Setting up remote administration is strongly recommended for unattended permanent deployments.

  1. On firmware 2.5+, open Security Config and add the public key of each trusted administrator node to the node's admin-key list. (For legacy pre-2.5 nodes only: create a secondary channel named exactly admin.)
  2. Verify the exact app path before you publish or commit the change - getting remote admin wrong can lock you out of a remote node entirely.
  3. Back up the configuration (export the config, and for legacy admin channels save the QR code) and store it securely - anyone with the admin keys or legacy admin-channel QR code can reconfigure your node remotely.

Channel Propagation

What a relay rebroadcasts depends on its Rebroadcast Mode, not just on which channels it has configured. Meshtastic relays based on the unencrypted packet header, so under the default ALL mode a repeater rebroadcasts all packets that match its modem settings and frequency - including packets on channels whose PSK it does not have and cannot decrypt. This means a private channel can be carried by a public repeater. Only the LOCAL_ONLY or KNOWN_ONLY rebroadcast modes restrict relaying to the repeater's own configured/known channels. (A node still has to be on the same modem preset and frequency to hear and relay at all.) For a public community repeater, keeping only the public Default channel configured is the standard approach, but be aware that under default ALL mode it will still relay other traffic on the same modem settings.
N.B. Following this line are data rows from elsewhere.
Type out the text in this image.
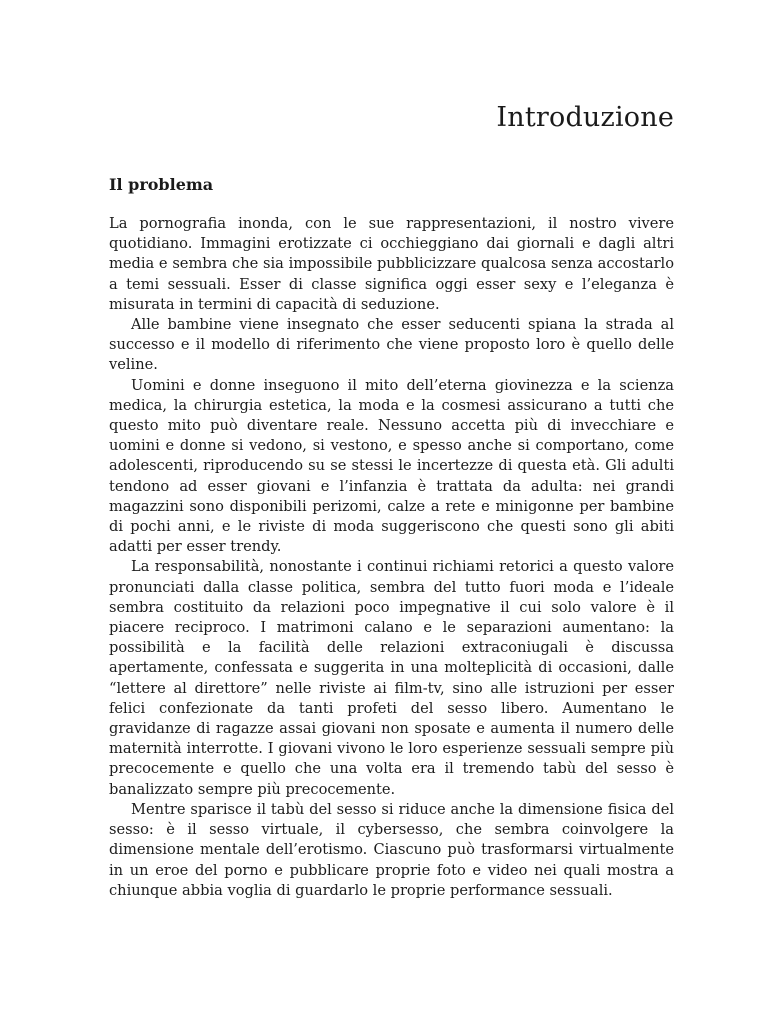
Introduzione
Il problema

La pornografia inonda, con le sue rappresentazioni, il nostro vivere quotidiano. Immagini erotizzate ci occhieggiano dai giornali e dagli altri media e sembra che sia impossibile pubblicizzare qualcosa senza accostarlo a temi sessuali. Esser di classe significa oggi esser sexy e l’eleganza è misurata in termini di capacità di seduzione.

Alle bambine viene insegnato che esser seducenti spiana la strada al successo e il modello di riferimento che viene proposto loro è quello delle veline.

Uomini e donne inseguono il mito dell’eterna giovinezza e la scienza medica, la chirurgia estetica, la moda e la cosmesi assicurano a tutti che questo mito può diventare reale. Nessuno accetta più di invecchiare e uomini e donne si vedono, si vestono, e spesso anche si comportano, come adolescenti, riproducendo su se stessi le incertezze di questa età. Gli adulti tendono ad esser giovani e l’infanzia è trattata da adulta: nei grandi magazzini sono disponibili perizomi, calze a rete e minigonne per bambine di pochi anni, e le riviste di moda suggeriscono che questi sono gli abiti adatti per esser trendy.

La responsabilità, nonostante i continui richiami retorici a questo valore pronunciati dalla classe politica, sembra del tutto fuori moda e l’ideale sembra costituito da relazioni poco impegnative il cui solo valore è il piacere reciproco. I matrimoni calano e le separazioni aumentano: la possibilità e la facilità delle relazioni extraconiugali è discussa apertamente, confessata e suggerita in una molteplicità di occasioni, dalle “lettere al direttore” nelle riviste ai film-tv, sino alle istruzioni per esser felici confezionate da tanti profeti del sesso libero. Aumentano le gravidanze di ragazze assai giovani non sposate e aumenta il numero delle maternità interrotte. I giovani vivono le loro esperienze sessuali sempre più precocemente e quello che una volta era il tremendo tabù del sesso è banalizzato sempre più precocemente.

Mentre sparisce il tabù del sesso si riduce anche la dimensione fisica del sesso: è il sesso virtuale, il cybersesso, che sembra coinvolgere la dimensione mentale dell’erotismo. Ciascuno può trasformarsi virtualmente in un eroe del porno e pubblicare proprie foto e video nei quali mostra a chiunque abbia voglia di guardarlo le proprie performance sessuali.
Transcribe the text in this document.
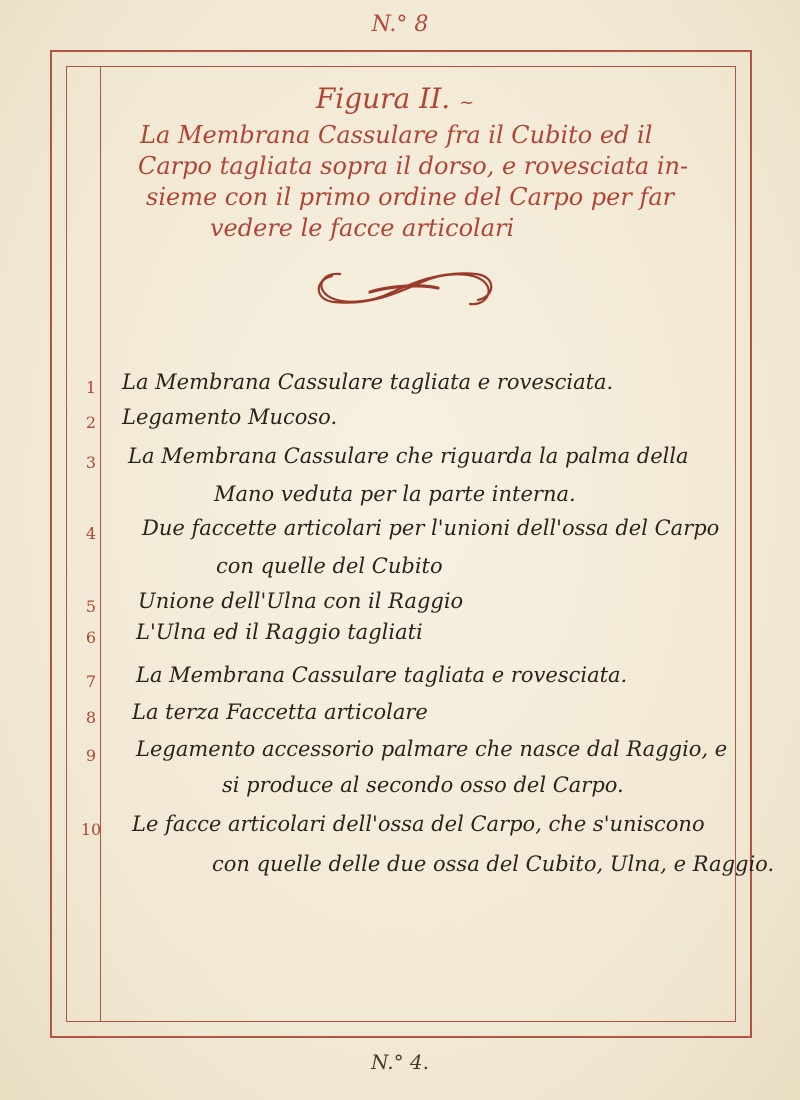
N.° 8
Figura II. ~
La Membrana Cassulare fra il Cubito ed il
Carpo tagliata sopra il dorso, e rovesciata in-
sieme con il primo ordine del Carpo per far
vedere le facce articolari
1	La Membrana Cassulare tagliata e rovesciata.
2	Legamento Mucoso.
3	La Membrana Cassulare che riguarda la palma della
Mano veduta per la parte interna.
4	Due faccette articolari per l'unioni dell'ossa del Carpo
con quelle del Cubito
5	Unione dell'Ulna con il Raggio
6	L'Ulna ed il Raggio tagliati
7	La Membrana Cassulare tagliata e rovesciata.
8	La terza Faccetta articolare
9	Legamento accessorio palmare che nasce dal Raggio, e
si produce al secondo osso del Carpo.
10 Le facce articolari dell'ossa del Carpo, che s'uniscono
con quelle delle due ossa del Cubito, Ulna, e Raggio.
N.° 4.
Changing Channels on a Deployed Node

Options for modifying channel config after deployment:

  • Via remote admin (preferred for remote nodes) - send a channel update from an administrator node whose key is in the remote node's admin-key list (or, on legacy nodes, that shares the admin channel).
  • Via serial/USB - connect a laptop directly to the node.
  • Via Bluetooth - only if Bluetooth was left enabled.

Common pitfall: losing the admin keys / admin channel config (or disabling Bluetooth and having no USB access) leaves a remote node inaccessible without a physical site visit. Always back up admin keys and any admin-channel QR codes before deployment.